Here is a look at some of the transportation headlines gathered by us and the Metro Library. The full list of headlines is posted on the Library’s Headlines blog, which you can also access via email subscription or RSS feed.
As reported earlier by The Source, the Senate voted today for a bill that would overhaul transportation programs and keep aid flowing to thousands of construction projects. The unusually bipartisan vote was 74 to 22. The Senate bill’s passage puts pressure on the House for quick action to maintain the federal government’s power to collect $110 million a day in federal gasoline and diesel taxes. These revenues are the main source of money for highway and transit programs. The current transportation bill is set to expire on March 31.
Blogdowntown is reporting that the Downtown L.A. streetcar project is moving forward with an environmental review of two possible downtown routes; here’s a post from last week about the routes. The project, estimated to cost more than $100 million, will span four-miles and serve a cross-section of downtown neighborhoods, including Bunker Hill, South Park, Historic Broadway and L.A. Live.

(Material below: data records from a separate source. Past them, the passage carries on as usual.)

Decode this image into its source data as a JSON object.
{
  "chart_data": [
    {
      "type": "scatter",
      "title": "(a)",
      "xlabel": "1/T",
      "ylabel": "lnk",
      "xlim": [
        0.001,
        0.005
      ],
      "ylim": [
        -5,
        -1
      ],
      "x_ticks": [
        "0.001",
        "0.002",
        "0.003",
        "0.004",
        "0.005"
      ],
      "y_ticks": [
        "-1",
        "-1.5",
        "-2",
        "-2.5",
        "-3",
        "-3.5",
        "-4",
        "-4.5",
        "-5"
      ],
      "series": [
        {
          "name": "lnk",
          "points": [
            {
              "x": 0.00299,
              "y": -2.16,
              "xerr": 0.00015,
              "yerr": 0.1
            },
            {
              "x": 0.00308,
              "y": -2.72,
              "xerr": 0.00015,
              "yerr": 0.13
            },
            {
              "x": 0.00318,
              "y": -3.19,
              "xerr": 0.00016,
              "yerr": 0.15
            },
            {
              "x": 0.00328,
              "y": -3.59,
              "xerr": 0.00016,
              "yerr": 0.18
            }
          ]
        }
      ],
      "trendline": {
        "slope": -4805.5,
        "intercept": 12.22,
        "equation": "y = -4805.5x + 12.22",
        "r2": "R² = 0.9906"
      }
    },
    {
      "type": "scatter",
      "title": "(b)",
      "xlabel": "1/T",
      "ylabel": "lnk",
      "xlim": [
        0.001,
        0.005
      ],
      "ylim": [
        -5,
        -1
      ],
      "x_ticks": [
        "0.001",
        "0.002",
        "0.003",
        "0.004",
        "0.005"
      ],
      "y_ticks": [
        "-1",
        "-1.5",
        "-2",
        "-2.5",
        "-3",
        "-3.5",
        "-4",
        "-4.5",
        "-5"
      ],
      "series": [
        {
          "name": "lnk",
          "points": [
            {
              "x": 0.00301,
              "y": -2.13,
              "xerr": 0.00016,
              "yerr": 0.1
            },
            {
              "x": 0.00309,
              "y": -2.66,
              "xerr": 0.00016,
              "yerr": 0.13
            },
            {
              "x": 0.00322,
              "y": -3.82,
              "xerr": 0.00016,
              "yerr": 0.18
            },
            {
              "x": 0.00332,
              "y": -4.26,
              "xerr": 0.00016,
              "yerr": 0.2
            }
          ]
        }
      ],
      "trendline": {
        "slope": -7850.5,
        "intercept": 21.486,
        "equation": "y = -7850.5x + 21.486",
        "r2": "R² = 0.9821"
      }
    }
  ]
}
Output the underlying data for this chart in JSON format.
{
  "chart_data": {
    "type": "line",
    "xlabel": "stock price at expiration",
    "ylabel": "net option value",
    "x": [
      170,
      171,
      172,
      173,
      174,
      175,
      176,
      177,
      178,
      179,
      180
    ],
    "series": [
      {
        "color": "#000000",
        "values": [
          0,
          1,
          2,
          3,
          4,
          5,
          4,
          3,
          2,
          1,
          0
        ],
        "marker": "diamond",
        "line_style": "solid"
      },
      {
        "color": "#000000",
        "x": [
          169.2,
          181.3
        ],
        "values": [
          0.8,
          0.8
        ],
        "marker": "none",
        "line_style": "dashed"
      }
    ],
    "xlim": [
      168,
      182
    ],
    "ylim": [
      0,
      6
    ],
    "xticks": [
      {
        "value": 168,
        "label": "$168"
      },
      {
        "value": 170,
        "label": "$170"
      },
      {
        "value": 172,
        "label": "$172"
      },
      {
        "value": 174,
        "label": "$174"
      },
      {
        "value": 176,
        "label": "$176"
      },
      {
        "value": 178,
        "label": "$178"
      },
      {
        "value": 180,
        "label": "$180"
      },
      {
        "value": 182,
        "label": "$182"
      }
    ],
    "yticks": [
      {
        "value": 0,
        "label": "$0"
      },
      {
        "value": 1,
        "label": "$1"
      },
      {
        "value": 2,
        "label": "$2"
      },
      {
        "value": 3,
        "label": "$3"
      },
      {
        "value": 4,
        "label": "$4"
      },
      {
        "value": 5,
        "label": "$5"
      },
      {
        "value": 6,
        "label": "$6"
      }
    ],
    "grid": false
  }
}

As planned, the streetcar would run seven days a week for 18 hours a day.
BART heads to San Jose (San Francisco Chronicle)
With signoff this week on a $900 million federal funding agreement, the BART extension to San Jose moves one step closer to becoming reality. Construction on the 10-mile extension to the region’s largest city should begin next month, with two new stations expected to open by the end of 2016. Backers of the project also tout the possibilities for transit-oriented development and economic development in San Jose.
High speed rail chief: bullet train won’t cost $100 billion (San Jose Mercury News)
The Board Chair of the California high-speed rail project is promising “improvements” to the state’s bullet train plan. Speaking at a public hearing in Silicon Valley on Tuesday, Dan Richard said he now believes building high-speed rail would cost less than the recent $98-billion estimate. Richard added that using existing tracks like Caltrain and speeding up the construction schedule would bring down the costs of the project. Caltrain electrification and $1 billion for similar commuter rail upgrades in Southern California were also promised in the plan.
Is the biker rights movement gaining momentum? (The Atlantic Cities)
The Atlantic Cities considers the growing strength of the biker rights movement. Following the lead of Los Angeles — with its first of its kind biker anti-harassment law — Berkeley instituted a law protecting riders from harassment by granting them the right to sue in civil court. The article also notes that the San Francisco Board of Supervisors recently gave preliminary approval to an ordinance requiring commercial buildings to let riders take their bikes inside if there’s no bike parking outside.